Alexis Clairaut (1713-1765)

Chronologie de la vie de Clairaut (1713-1765)


15 novembre 1747 (2) : Compte-rendu dans le Mercure de France :
M. Clairaut lut ensuite un mémoire sur Le système du monde dans les principes de la gravitation universelle [C. 33a].

Personne n'ignore quelle révolution a faite dans la physique le fameux livre des Principes philosophiques de la philosophie naturelle. M. Newton, remontant des faits aux causes, a répandu la lumière des mathématiques sur une science qui avait été jusqu'alors dans les ténèbres des conjectures et des hypothèses.
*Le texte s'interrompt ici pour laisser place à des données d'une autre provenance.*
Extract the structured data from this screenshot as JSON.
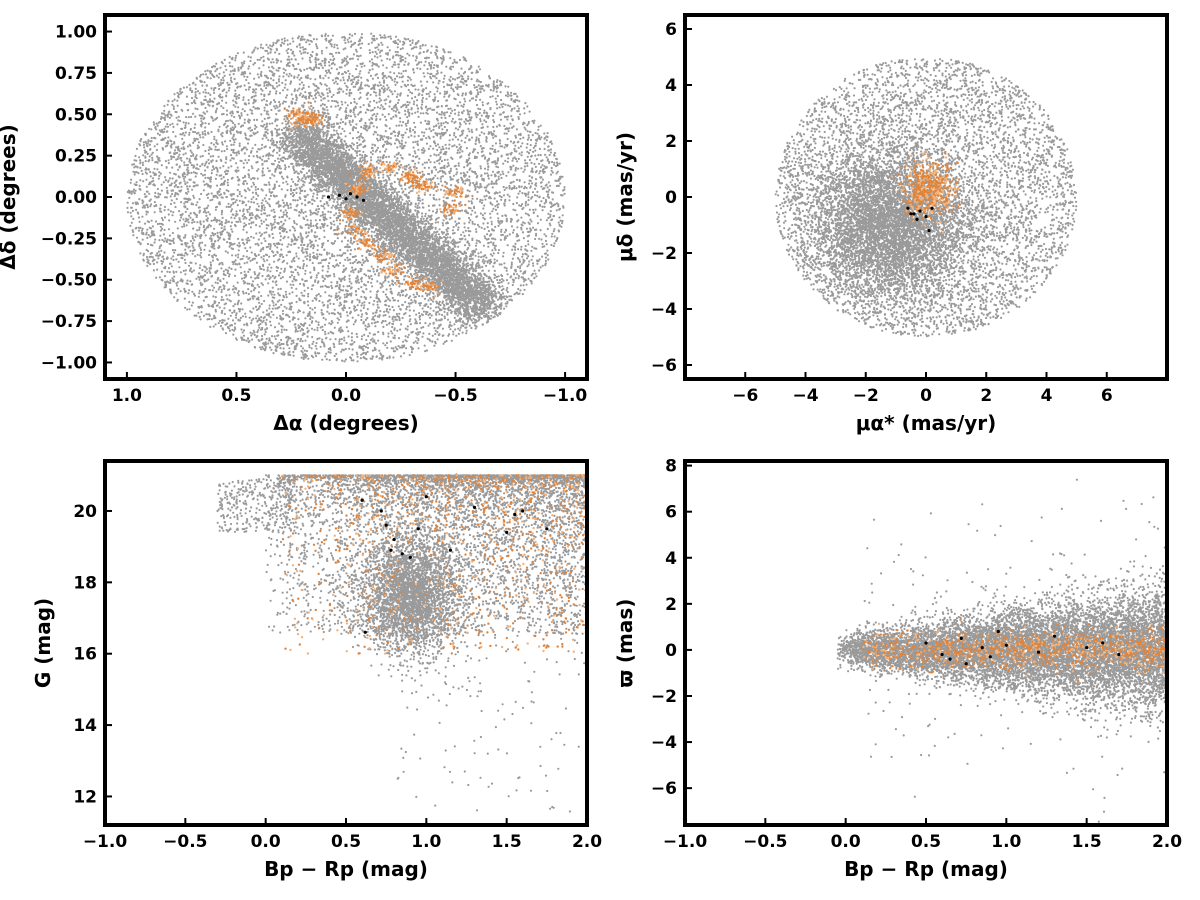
{
  "figure": {
    "layout": "2x2 grid",
    "colors": {
      "field": "#9a9a9a",
      "members": "#e0843c",
      "members_light": "#f2b27a",
      "core": "#000000",
      "frame": "#000000"
    }
  },
  "chart_data": [
    {
      "id": "sky",
      "type": "scatter",
      "xlabel": "Δα (degrees)",
      "ylabel": "Δδ (degrees)",
      "xlim": [
        1.1,
        -1.1
      ],
      "ylim": [
        -1.1,
        1.1
      ],
      "xticks": [
        1.0,
        0.5,
        0.0,
        -0.5,
        -1.0
      ],
      "xtick_labels": [
        "1.0",
        "0.5",
        "0.0",
        "−0.5",
        "−1.0"
      ],
      "yticks": [
        -1.0,
        -0.75,
        -0.5,
        -0.25,
        0.0,
        0.25,
        0.5,
        0.75,
        1.0
      ],
      "ytick_labels": [
        "−1.00",
        "−0.75",
        "−0.50",
        "−0.25",
        "0.00",
        "0.25",
        "0.50",
        "0.75",
        "1.00"
      ],
      "series": [
        {
          "role": "field",
          "color": "#9a9a9a",
          "distribution": "uniform disk radius 1.0 deg centred at (0,0), plus a dense diagonal band from (0.2,0.35) to (-0.55,-0.6) with a sparse gap",
          "approx_count": 20000
        },
        {
          "role": "members",
          "color": "#e0843c",
          "points": [
            [
              0.22,
              0.5
            ],
            [
              0.15,
              0.48
            ],
            [
              0.2,
              0.45
            ],
            [
              -0.05,
              0.05
            ],
            [
              -0.1,
              0.15
            ],
            [
              -0.2,
              0.18
            ],
            [
              -0.3,
              0.12
            ],
            [
              -0.35,
              0.07
            ],
            [
              -0.5,
              0.02
            ],
            [
              -0.48,
              -0.08
            ],
            [
              -0.02,
              -0.1
            ],
            [
              -0.05,
              -0.2
            ],
            [
              -0.1,
              -0.28
            ],
            [
              -0.18,
              -0.36
            ],
            [
              -0.22,
              -0.44
            ],
            [
              -0.3,
              -0.52
            ],
            [
              -0.38,
              -0.54
            ]
          ]
        },
        {
          "role": "core",
          "color": "#000000",
          "points": [
            [
              0.08,
              0.0
            ],
            [
              0.03,
              0.01
            ],
            [
              -0.02,
              0.02
            ],
            [
              -0.05,
              0.0
            ],
            [
              -0.08,
              -0.02
            ],
            [
              0.0,
              -0.01
            ]
          ]
        }
      ]
    },
    {
      "id": "pm",
      "type": "scatter",
      "xlabel": "μα* (mas/yr)",
      "ylabel": "μδ (mas/yr)",
      "xlim": [
        -8,
        8
      ],
      "ylim": [
        -6.5,
        6.5
      ],
      "xticks": [
        -6,
        -4,
        -2,
        0,
        2,
        4,
        6
      ],
      "xtick_labels": [
        "−6",
        "−4",
        "−2",
        "0",
        "2",
        "4",
        "6"
      ],
      "yticks": [
        -6,
        -4,
        -2,
        0,
        2,
        4,
        6
      ],
      "ytick_labels": [
        "−6",
        "−4",
        "−2",
        "0",
        "2",
        "4",
        "6"
      ],
      "series": [
        {
          "role": "field",
          "color": "#9a9a9a",
          "distribution": "disk radius 5 mas/yr centred at (0,0) with dense core near (-1,-1)",
          "approx_count": 20000
        },
        {
          "role": "members",
          "color": "#e0843c",
          "center": [
            0.1,
            0.3
          ],
          "spread": [
            0.7,
            0.8
          ]
        },
        {
          "role": "core",
          "color": "#000000",
          "points": [
            [
              -0.6,
              -0.4
            ],
            [
              -0.4,
              -0.6
            ],
            [
              -0.2,
              -0.5
            ],
            [
              0.0,
              -0.7
            ],
            [
              0.1,
              -1.2
            ],
            [
              -0.3,
              -0.8
            ],
            [
              0.2,
              -0.4
            ],
            [
              -0.5,
              -0.6
            ]
          ]
        }
      ]
    },
    {
      "id": "cmd",
      "type": "scatter",
      "xlabel": "Bp − Rp (mag)",
      "ylabel": "G (mag)",
      "xlim": [
        -1.0,
        2.0
      ],
      "ylim": [
        11.2,
        21.4
      ],
      "xticks": [
        -1.0,
        -0.5,
        0.0,
        0.5,
        1.0,
        1.5,
        2.0
      ],
      "xtick_labels": [
        "−1.0",
        "−0.5",
        "0.0",
        "0.5",
        "1.0",
        "1.5",
        "2.0"
      ],
      "yticks": [
        12,
        14,
        16,
        18,
        20
      ],
      "ytick_labels": [
        "12",
        "14",
        "16",
        "18",
        "20"
      ],
      "series": [
        {
          "role": "field",
          "color": "#9a9a9a",
          "distribution": "dense region Bp-Rp 0.0–2.0, G 16.5–21, dense clump near (0.9,17.5)",
          "approx_count": 18000
        },
        {
          "role": "members",
          "color": "#e0843c",
          "distribution": "Bp-Rp 0.1–2.0, G 16–21"
        },
        {
          "role": "core",
          "color": "#000000",
          "points": [
            [
              0.6,
              20.3
            ],
            [
              0.72,
              20.0
            ],
            [
              0.75,
              19.6
            ],
            [
              0.8,
              19.2
            ],
            [
              0.85,
              18.8
            ],
            [
              0.95,
              19.5
            ],
            [
              1.0,
              20.4
            ],
            [
              1.15,
              18.9
            ],
            [
              1.3,
              20.1
            ],
            [
              1.5,
              19.4
            ],
            [
              1.6,
              20.0
            ],
            [
              0.9,
              18.7
            ],
            [
              1.75,
              19.5
            ],
            [
              0.62,
              16.6
            ],
            [
              1.55,
              19.9
            ],
            [
              0.78,
              18.9
            ]
          ]
        }
      ]
    },
    {
      "id": "parallax",
      "type": "scatter",
      "xlabel": "Bp − Rp (mag)",
      "ylabel": "ϖ (mas)",
      "xlim": [
        -1.0,
        2.0
      ],
      "ylim": [
        -7.6,
        8.2
      ],
      "xticks": [
        -1.0,
        -0.5,
        0.0,
        0.5,
        1.0,
        1.5,
        2.0
      ],
      "xtick_labels": [
        "−1.0",
        "−0.5",
        "0.0",
        "0.5",
        "1.0",
        "1.5",
        "2.0"
      ],
      "yticks": [
        -6,
        -4,
        -2,
        0,
        2,
        4,
        6,
        8
      ],
      "ytick_labels": [
        "−6",
        "−4",
        "−2",
        "0",
        "2",
        "4",
        "6",
        "8"
      ],
      "series": [
        {
          "role": "field",
          "color": "#9a9a9a",
          "distribution": "band ϖ ≈ 0 ± 1.5, Bp-Rp 0.0–2.0, widening to the red",
          "approx_count": 18000
        },
        {
          "role": "members",
          "color": "#e0843c",
          "distribution": "ϖ ≈ 0 ± 0.6, Bp-Rp 0.1–2.0"
        },
        {
          "role": "core",
          "color": "#000000",
          "points": [
            [
              0.5,
              0.3
            ],
            [
              0.6,
              -0.2
            ],
            [
              0.72,
              0.5
            ],
            [
              0.75,
              -0.6
            ],
            [
              0.85,
              0.1
            ],
            [
              0.9,
              -0.3
            ],
            [
              1.0,
              0.2
            ],
            [
              1.2,
              -0.1
            ],
            [
              1.3,
              0.6
            ],
            [
              1.5,
              0.1
            ],
            [
              1.6,
              0.3
            ],
            [
              1.7,
              -0.2
            ],
            [
              0.95,
              0.8
            ],
            [
              0.65,
              -0.4
            ]
          ]
        }
      ]
    }
  ]
}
Il est vrai que s'expliquant souvent trop peu, surtout dans les endroits difficiles, il semble qu'il ait craint de dire trop haut son secret, et de mettre dans l'usage commun les vérités qu'il avait découvertes, comme s'il eût été le mentor de quelque élève de qui il aurait craint les mêmes plaintes qu'Alexandre faisait à Aristote, lorsque ce prince reprochait au philosophe d'avoir publié ses ouvrages, et fait partager à tout le monde des connaissances qu'il eût été jaloux de posséder seul. Cette affectation de M. Newton est d'autant plus sensible, qu'après s'être énoncé à la façon des oracles pour exposer les endroits les plus difficiles de ses Principes, il paraît ensuite se livrer avec complaisance à des détails et des vérités de calcul, sur lesquels les lecteurs ne se ferait aucun scrupule de s'en rapporter à lui.
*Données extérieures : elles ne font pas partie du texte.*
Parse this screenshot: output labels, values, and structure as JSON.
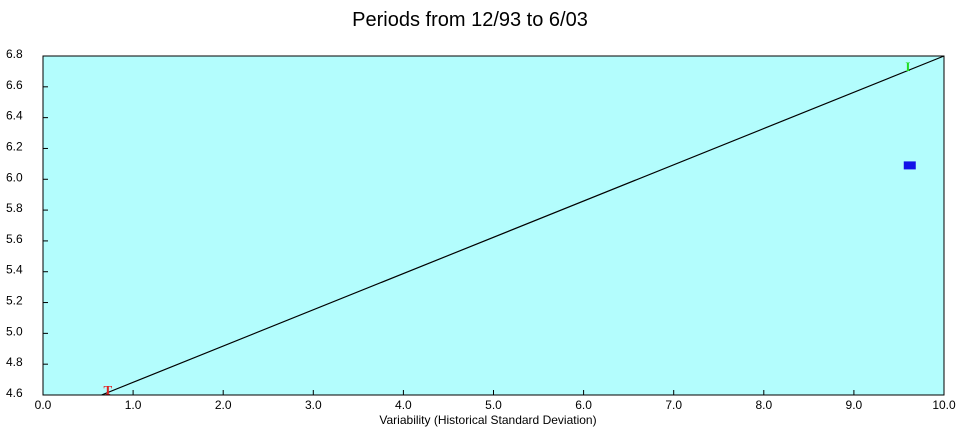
{
  "chart_data": {
    "type": "scatter",
    "title": "Periods from 12/93 to 6/03",
    "xlabel": "Variability (Historical Standard Deviation)",
    "ylabel": "",
    "xlim": [
      0.0,
      10.0
    ],
    "ylim": [
      4.6,
      6.8
    ],
    "x_ticks": [
      "0.0",
      "1.0",
      "2.0",
      "3.0",
      "4.0",
      "5.0",
      "6.0",
      "7.0",
      "8.0",
      "9.0",
      "10.0"
    ],
    "y_ticks": [
      "4.6",
      "4.8",
      "5.0",
      "5.2",
      "5.4",
      "5.6",
      "5.8",
      "6.0",
      "6.2",
      "6.4",
      "6.6",
      "6.8"
    ],
    "grid": false,
    "plot_background": "#b3fdfd",
    "line": {
      "x": [
        0.65,
        10.0
      ],
      "y": [
        4.6,
        6.8
      ],
      "color": "#000000"
    },
    "points": [
      {
        "label": "T",
        "x": 0.72,
        "y": 4.63,
        "color": "#e02020",
        "marker": "glyph"
      },
      {
        "label": "I",
        "x": 9.6,
        "y": 6.73,
        "color": "#22dd22",
        "marker": "glyph"
      },
      {
        "label": "",
        "x": 9.62,
        "y": 6.09,
        "color": "#1212e8",
        "marker": "square"
      }
    ]
  }
}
Il a résulté de là que son livre, très difficile à entendre, ne peut être bien compris que par des gens aussi versés que lui dans la plus sublime géométrie, et qu'il exige d'eux un travail très opiniâtre ; qu'ainsi il y a peu de gens en Europe à portée de le lire et de l'entendre, de là ceux qui ont saisi une partie de ses découvertes, et qui ont trouvé ce qu'ils comprenaient d'accord avec les phénomènes, se sont peu souciés d'approfondir le reste de l'ouvrage, et l'ont adopté sans examen

D'autres, rebutés par la difficulté, n'ont point voulu quitter des erreurs qui leur étaient familières pour des vérités trop difficiles à comprendre, et cherchant à attaquer le nouveau système par la métaphysique, dont on croit toujours être assez pourvu, ils ont fait contre l'attraction des objections qui seraient peut-être solides, si M. Newton ne les eût réfutées d'avance, en avertissant plusieurs fois qu'il n'emploie le terme d'attraction qu'en attendant que l'on en trouve la cause.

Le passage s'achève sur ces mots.